Framework helps Supply Chain Partner launch ambitious project creating dedicated web platforms for its target customers
Supply Chain Partner (SCP) is a supply chain specialist and consultancy. It works with its customers to integrate systems, people and processes to generate supply chain efficiencies, financial savings and benefits like improved compliance.
Based in Centurion in South Africa, SCP has customers across Africa, including Nedbank, Compass Group and Royal & SunAlliance. Its wide-ranging services and tools include source-to-pay systems, contract management, supplier information management, cataloguing, business strategy, process optimisation and behavioural change, to mention just a few.
For SCP, however, there is a particular opportunity to do more for its customers by developing bespoke software platforms that can precisely deliver for its SME clients – tools that until now have been available only to corporates purchasing on a bigger scale.
To unlock this, it has begun work on a supplier management tool – and, further out, also has plans for a procurement tool, a sourcing tool and more.
SCP’s in-house developers are all well-versed in Microsoft .NET, but director of technology Schalk Burger’s detailed analysis found Ruby on Rails to be most suited to the planned projects.
“Initially we left it to our team to get up to speed with Ruby on Rails via e-learning. We hoped to see the project get underway on that basis, but we soon found we simply weren’t making enough progress,” says Burger.
“Coming up short focused minds quickly”, he adds. “We knew we needed support from a trainer who could get our .NET-minded developers to start thinking like Ruby developers – not just understanding the fundamentals of Ruby coding but also how to put together a complex project in the best way.”
Burger found that the requirement couldn’t be met by a training outfit in South Africa, but realised the best option would be to engage with Framework in the UK.
“SCP has relationships in the UK, which made it a familiar marketplace, but it was also clear from the start that Framework had the experience and the attitude to make the project work.”
Framework developed a course based on SCP’s specific needs and committed to flying a trainer to South Africa to run the sessions. The trainer also shifted the focus of the curriculum less than two days into the training to take account of the issues emerging from the developer team in the course of their learning.
“This was the single biggest benefit in many ways,” says Burger. “Adapting on the fly, because the trainer understood where we were with our learning, added so much value.”
Once the initial, intensive training was over – targeted as it was – Burger and his team also realised there were gaps that remained to be filled.
“To address this, we have had the trainer on hand to undertake review of our progress and issues on most days – normally 30 minutes to an hour of support. This is such a boon because we are developing a commercial product and it needs to stay on course. We get help not just with Ruby coding but with designing the Ruby way. Whenever you learn a programming language, you still need to assimilate the best approach and structure – and it takes time. You need your methodology and design thinking to be spot on or you get into trouble very quickly.”

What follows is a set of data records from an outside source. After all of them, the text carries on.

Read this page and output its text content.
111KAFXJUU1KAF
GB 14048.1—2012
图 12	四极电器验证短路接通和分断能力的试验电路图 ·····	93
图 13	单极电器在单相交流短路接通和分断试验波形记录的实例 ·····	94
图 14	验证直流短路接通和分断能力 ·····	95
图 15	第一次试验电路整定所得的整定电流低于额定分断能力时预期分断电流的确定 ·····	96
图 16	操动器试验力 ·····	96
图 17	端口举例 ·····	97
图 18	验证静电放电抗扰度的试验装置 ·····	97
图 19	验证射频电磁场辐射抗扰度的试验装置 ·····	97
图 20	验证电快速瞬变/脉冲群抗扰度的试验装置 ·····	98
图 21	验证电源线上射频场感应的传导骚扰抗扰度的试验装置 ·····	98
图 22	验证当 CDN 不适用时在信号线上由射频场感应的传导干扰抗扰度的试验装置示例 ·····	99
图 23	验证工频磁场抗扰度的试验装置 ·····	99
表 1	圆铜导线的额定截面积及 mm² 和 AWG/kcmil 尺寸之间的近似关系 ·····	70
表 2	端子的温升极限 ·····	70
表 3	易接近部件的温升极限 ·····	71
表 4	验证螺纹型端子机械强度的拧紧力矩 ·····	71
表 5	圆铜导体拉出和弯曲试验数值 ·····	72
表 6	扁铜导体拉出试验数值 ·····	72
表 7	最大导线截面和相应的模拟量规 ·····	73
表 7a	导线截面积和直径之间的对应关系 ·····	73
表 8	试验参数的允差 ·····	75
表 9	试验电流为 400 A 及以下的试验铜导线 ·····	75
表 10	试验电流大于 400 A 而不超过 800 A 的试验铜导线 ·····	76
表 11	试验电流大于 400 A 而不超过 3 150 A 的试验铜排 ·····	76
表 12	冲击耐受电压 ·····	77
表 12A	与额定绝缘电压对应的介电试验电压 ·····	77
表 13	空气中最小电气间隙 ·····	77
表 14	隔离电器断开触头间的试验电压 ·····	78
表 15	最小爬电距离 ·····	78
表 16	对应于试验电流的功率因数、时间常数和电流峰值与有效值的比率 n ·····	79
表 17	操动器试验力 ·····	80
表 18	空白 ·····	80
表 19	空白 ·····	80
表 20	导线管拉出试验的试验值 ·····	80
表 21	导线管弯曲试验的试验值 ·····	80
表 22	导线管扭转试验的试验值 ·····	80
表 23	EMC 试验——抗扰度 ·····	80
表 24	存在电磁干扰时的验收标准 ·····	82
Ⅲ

Burger says SCP made more headway in a week with Framework’s support than it had managed in the two months before bringing Framework in – and progress has continued ever since.
“This is a big, multifaceted project. It can be hard to gauge how far we’ve come, but we are pushing on and making big calls with confidence now. I even redeployed some of the team onto another projects because I could see their talents would be a better fit. Learning like that is crucial; it comes from the confidence we now have in all our development projects being a success.”